クラダシの画期的なビジネスモデルのポイントは、ただ余剰在庫を安価に売りさばくのではなく、商品の販売価格の1%~5%を社会貢献活動団体への寄付や支援に充てられる点だ。メーカーは企業イメージを損なわず、フードロスの削減もできSDGsの観点でブランドイメージも向上できるという大きな利点があること。いいことづくめだ。一方、ユーザーにとっての利点もただ安価に商品を購入できることにとどまらない。商品を購入する際に自身で支援先を選んで社会貢献活動への支援に参加できるのだ。ユーザーのマイページ上では、フードロスをどのくらい削減できたか、どのくらい寄付や支援をすることができたかの総額を確認することができるようになっている。フードロス削減や社会貢献につながる取り組みに参画している意識を”自分事“としてユーザーに捉えてもらえる仕組みとなっており、お得に買い物を楽しみながら社会貢献もできるという。まさに誰も損することがない、三方良しのビジネスモデルになっている。

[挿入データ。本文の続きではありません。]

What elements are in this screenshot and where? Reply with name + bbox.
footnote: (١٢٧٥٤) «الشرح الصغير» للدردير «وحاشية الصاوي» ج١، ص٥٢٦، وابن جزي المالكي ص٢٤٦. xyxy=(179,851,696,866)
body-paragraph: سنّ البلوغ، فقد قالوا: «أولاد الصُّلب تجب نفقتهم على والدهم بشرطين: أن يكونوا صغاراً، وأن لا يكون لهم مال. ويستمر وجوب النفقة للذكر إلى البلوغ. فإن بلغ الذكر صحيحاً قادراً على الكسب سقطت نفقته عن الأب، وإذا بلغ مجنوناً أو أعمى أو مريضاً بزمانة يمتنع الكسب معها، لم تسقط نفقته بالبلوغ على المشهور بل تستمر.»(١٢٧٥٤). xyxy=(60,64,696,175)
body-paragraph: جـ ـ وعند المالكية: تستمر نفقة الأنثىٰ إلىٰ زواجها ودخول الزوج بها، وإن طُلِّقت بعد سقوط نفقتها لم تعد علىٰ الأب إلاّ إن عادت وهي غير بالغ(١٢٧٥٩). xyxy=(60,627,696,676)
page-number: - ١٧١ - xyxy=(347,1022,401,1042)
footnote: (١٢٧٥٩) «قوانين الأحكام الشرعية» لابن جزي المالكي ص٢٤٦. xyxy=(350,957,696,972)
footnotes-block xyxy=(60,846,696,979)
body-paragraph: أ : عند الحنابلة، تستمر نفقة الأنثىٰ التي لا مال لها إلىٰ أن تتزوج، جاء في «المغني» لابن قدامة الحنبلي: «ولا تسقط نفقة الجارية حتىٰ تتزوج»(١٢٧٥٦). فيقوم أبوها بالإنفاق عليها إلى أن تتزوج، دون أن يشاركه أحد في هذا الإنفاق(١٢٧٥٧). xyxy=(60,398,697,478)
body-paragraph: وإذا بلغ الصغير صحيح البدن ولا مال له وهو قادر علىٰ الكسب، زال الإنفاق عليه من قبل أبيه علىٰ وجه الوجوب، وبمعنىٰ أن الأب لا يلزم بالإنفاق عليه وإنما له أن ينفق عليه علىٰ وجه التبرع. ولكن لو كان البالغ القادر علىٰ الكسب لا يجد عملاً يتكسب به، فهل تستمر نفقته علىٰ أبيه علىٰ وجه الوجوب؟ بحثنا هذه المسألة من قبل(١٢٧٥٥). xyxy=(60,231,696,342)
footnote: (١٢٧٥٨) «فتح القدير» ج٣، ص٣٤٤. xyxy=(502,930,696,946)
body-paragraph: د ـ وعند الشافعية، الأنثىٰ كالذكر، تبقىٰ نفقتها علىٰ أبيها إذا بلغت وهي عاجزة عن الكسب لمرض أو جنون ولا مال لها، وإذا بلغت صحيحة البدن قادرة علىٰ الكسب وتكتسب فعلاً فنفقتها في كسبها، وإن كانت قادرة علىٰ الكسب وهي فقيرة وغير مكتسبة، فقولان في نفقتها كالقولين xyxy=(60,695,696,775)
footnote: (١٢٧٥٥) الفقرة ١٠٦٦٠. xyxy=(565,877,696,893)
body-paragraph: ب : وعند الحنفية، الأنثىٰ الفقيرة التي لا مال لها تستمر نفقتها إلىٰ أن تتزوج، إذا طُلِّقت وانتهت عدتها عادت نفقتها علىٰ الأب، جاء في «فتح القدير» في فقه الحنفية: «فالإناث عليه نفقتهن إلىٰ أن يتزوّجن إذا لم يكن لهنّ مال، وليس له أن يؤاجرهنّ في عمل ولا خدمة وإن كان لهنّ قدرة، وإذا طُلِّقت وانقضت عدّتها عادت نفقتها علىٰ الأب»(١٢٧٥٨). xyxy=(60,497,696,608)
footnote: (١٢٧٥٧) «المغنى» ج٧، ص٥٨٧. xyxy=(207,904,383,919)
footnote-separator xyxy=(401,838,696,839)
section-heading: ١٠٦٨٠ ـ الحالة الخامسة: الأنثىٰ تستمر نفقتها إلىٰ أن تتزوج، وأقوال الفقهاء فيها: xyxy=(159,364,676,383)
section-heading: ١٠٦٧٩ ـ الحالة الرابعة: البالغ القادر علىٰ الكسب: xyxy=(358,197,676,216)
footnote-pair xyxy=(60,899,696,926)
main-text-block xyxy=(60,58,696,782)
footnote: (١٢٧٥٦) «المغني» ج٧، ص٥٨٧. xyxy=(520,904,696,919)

現在は約1,500社のメーカーが出品し、3,300ほどの商品を取り扱い、50万人の会員を擁するクラダシ。それでも、まだ「道半ばだ」と関藤氏はいう。「日本のフードロス市場は年間8,500億円規模あると言われており、当社ではその1%も解消できていない」と、依然として深刻な状況には違いないが、「日本で最もフードロスを削減した会社」となれるようアイデアを絞る。いまは社員も60名に増え、その多くが社会貢献意欲の高い若手だ。社長といえども同じ志を持つ者たちと同じ目線で議論を繰り返し、柔軟に企画を取り入れていく様子からも、次世代を育てビジネスとして持続可能性を上げていこうとする関藤氏の姿勢が見て取れる。第一線で社長がぐいぐい引っ張っていくのではなく、社員とともに会社を育てていくのだ。
今年創立10周年を迎えるクラダシ。2022年6月には公益性の高い「良い」企業への認証であるB Corp認証を取得し、社会にとってなくてはならない存在になりつつある。社内に掲げられた「Be a Social Good Company」のワードは、Person(個人)からCompany(企業)へと言葉が変わったけれど、あの被災した大学生のころから常に関藤氏の心に刻まれていた信念なのである。